Universal has put together another fine Collector's Edition (you'd have to be crazy not to considering the success of this movie). First off is a Commentary With Jay Roach and Jon Poll. I enjoyed Roach on the "Austin Powers" movies commentaries, and I liked this one too. I was also interested in what Poll had to say, because "Meet The Parents" has a great editing style. Roach does most of the talking, but he is pretty insightful and has a lot to share about the production (Poll does too). Believe it or not, a movie like "Meet The Parents" is a lot harder to make than one would think. Don't skip this track.

A second Commentary Track With Jay Roach, Jane Rosenthal, Robert DeNiro and Ben Stiller is also included. I'm surprised DeNiro is on the track, considering the fact he doesn't like to do press things (but he was on "Analyze This"). Comments aren't always screen specific, but Stiller, like always, is pretty funny and a joy to hear, and Roach pretty much leads the track. Rosenthal and DeNiro don't talk as much (Roach tries to get them involved more), but they do talk a good amount. When they do, their comments are worth taking note of and welcome. It's well rounded track for a well rounded movie.

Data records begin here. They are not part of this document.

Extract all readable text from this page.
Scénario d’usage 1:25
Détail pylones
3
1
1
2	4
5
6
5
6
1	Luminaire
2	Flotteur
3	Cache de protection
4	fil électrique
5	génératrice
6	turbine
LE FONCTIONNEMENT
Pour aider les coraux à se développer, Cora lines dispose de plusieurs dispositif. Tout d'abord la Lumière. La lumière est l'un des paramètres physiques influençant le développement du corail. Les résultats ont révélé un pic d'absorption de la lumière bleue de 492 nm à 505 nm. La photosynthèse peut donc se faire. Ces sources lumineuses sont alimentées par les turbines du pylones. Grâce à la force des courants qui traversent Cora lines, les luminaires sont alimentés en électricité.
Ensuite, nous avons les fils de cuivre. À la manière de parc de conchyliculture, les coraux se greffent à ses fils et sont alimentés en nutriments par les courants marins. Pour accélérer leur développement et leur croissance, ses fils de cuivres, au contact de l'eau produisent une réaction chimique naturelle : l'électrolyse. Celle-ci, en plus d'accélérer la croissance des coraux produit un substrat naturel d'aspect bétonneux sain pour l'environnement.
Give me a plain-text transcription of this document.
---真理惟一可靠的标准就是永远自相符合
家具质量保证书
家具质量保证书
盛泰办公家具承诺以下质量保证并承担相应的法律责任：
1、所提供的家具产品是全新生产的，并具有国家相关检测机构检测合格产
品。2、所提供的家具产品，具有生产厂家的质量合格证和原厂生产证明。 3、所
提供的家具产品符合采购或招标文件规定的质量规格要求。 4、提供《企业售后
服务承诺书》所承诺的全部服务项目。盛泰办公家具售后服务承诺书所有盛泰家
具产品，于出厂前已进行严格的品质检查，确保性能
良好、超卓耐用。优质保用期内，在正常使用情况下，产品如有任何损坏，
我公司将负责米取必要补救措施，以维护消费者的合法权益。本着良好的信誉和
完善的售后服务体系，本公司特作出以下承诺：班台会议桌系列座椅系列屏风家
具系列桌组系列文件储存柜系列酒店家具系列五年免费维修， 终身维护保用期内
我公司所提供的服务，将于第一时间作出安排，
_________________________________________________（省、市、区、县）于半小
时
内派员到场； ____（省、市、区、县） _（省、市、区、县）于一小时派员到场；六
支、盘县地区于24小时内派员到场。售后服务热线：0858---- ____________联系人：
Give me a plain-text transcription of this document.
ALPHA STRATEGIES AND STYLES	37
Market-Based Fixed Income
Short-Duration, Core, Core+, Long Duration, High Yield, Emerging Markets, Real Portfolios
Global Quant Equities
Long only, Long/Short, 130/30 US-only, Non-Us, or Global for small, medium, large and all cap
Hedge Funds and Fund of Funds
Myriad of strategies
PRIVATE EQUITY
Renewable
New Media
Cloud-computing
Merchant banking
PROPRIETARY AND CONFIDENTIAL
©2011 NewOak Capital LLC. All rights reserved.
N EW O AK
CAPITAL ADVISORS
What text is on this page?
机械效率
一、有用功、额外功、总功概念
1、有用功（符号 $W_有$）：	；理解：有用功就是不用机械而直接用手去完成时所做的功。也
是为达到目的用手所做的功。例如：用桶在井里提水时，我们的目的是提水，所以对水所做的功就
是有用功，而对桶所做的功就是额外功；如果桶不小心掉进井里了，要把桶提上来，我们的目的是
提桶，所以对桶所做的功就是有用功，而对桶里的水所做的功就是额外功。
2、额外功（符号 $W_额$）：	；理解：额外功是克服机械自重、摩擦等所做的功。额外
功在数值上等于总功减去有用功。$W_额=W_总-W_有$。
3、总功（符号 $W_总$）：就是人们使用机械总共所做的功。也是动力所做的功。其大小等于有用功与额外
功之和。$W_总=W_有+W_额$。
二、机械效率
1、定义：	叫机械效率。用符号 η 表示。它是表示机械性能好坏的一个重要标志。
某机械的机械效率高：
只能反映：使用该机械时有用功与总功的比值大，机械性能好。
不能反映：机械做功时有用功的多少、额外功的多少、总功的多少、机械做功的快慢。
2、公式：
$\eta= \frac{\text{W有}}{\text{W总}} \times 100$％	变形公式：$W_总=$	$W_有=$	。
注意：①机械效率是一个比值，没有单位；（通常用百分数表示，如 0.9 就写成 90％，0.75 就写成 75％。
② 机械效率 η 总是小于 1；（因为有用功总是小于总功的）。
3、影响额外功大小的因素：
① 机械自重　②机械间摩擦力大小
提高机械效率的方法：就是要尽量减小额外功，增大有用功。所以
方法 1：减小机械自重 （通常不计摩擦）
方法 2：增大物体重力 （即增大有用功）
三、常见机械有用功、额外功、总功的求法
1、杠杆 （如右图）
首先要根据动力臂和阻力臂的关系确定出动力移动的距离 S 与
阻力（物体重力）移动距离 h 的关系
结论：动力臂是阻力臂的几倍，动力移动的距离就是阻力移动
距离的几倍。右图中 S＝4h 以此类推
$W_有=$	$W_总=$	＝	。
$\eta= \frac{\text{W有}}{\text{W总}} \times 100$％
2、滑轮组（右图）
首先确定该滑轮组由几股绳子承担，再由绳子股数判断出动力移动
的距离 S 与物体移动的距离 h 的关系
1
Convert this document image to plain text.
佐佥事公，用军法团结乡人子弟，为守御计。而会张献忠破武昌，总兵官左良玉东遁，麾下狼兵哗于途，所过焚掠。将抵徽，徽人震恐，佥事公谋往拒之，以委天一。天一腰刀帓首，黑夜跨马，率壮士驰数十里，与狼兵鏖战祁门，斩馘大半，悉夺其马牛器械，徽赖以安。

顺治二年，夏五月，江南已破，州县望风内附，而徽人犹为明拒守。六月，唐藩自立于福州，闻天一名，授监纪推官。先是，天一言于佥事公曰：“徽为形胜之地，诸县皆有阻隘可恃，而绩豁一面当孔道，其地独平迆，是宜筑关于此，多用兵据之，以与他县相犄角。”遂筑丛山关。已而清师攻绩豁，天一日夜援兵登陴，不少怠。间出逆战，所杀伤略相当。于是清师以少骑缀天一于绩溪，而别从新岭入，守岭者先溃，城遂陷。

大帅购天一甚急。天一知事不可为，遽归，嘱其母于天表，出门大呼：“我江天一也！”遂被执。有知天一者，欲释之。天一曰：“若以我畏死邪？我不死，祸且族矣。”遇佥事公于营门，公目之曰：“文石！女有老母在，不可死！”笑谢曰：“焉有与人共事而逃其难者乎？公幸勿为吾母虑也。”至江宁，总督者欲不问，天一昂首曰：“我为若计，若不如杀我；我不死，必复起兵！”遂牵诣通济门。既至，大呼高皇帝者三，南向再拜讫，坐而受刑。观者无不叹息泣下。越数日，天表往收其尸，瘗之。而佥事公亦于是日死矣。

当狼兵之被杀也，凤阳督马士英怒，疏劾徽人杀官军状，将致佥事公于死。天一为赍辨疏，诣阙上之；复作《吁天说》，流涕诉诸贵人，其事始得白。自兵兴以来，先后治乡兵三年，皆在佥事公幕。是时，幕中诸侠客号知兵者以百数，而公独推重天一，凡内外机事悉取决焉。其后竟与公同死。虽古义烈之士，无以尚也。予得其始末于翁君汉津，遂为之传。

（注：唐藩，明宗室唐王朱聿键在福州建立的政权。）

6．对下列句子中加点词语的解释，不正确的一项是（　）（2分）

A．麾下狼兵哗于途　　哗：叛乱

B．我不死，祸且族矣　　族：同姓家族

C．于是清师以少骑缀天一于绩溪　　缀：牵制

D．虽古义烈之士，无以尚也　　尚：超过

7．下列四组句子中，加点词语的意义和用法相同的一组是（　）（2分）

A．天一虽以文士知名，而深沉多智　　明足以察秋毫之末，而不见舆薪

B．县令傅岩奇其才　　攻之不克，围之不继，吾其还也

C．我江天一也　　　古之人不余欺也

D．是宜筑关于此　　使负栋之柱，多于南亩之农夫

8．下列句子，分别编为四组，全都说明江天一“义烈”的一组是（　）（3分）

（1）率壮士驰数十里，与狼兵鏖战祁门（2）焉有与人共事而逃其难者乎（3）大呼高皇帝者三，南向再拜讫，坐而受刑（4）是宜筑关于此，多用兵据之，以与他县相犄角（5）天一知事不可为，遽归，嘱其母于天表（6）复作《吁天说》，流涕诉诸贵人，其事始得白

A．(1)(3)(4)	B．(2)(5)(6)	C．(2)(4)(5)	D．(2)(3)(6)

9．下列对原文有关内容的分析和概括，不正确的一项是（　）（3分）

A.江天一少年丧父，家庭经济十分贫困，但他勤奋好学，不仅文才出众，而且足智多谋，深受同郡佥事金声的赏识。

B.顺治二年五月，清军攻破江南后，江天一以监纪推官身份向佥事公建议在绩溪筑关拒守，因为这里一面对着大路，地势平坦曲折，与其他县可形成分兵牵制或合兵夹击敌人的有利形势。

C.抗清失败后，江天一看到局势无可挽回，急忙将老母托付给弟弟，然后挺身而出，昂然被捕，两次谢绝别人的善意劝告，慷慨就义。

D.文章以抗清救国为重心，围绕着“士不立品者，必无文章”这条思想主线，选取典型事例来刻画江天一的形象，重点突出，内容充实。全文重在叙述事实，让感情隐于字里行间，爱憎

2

Spotlight On Location, Univerisal's usual making of, lasts a good twenty-four minutes and is pretty decent. It's sort of fluffy, but has a good array of interviews with Roach, Stiller, Teri Polo, Rosenthal, Blythe Danner, James Rebhorn, Thomas McCarthy, Jon Abrahams and even DeNiro, just to name some. Clips from the film are shown as well as some behind the scenes info. You get a good idea of the tone of the cast, their thoughts and what it was like making the film. Yes, it's pretty promotional, and seems a little overdone and forced, but a pretty decent watch.

Two Deleted Scenes that don't add up to much and are short can be viewed, with optional commentary from Roach and Poll. They give their thoughts and the cuts, but the scenes are fun to watch. They're in non-anamorphic widescreen and two channel sound.

Outtakes last a solid twelve minutes and are in non-anamorphic widescreen and two channel sound. Some of these are just plain stupid and others are pretty funny. DeNiro seems to be having a good time screwing up. Good for a watch.

Lie Detector Test is one of the most stupidest DVD games I've seen. You take a few yes or no questions that relate to the movie, and your final output is a stupid phrase that you could have assumed in the first place.

The Forecaster is another game, but instead of yes or no, it's multiple choice. It also deals with scenes from the movie. The final result, like the Lie Detector game, the final output is stupid. Avoid this one too.

The Theatrical Trailer is presented in non-anamorphic widescreen with Dolby Digital 5.1, there's some nicely laid out and interesting Production Notes (there are some different notes in the keep case insert too) plus some nice and simple Cast and Crew Bios.

As far DVD-ROM, you can get the Universal DVD newsletter, as well as some screen savers, games and wallpaper for your computer.

There's also some promotional items to be found. A promo advertising their theme park is offered with a special deal at the end, and trailers for "The Mummy Returns" and "Captain Cordelli's Mandolin", each in non-anamorphic widescreen and 5.1 Dolby Digital (each sound great and are quite wide).

I also think I should mention the menu, which uses some of the movie's best moments as transistions. The menus are easy to navigate with nice layouts and designs too.

This is a movie you'll probably want to watch over and over, and still get a kick out of it every time. Considering the success and how mainstream this movie was, I'm sure nearly everyone will have it in their library. With good audio and video, plus a nice selection of extras, "Meet The Parents" is a good comedy that's worth it in the end.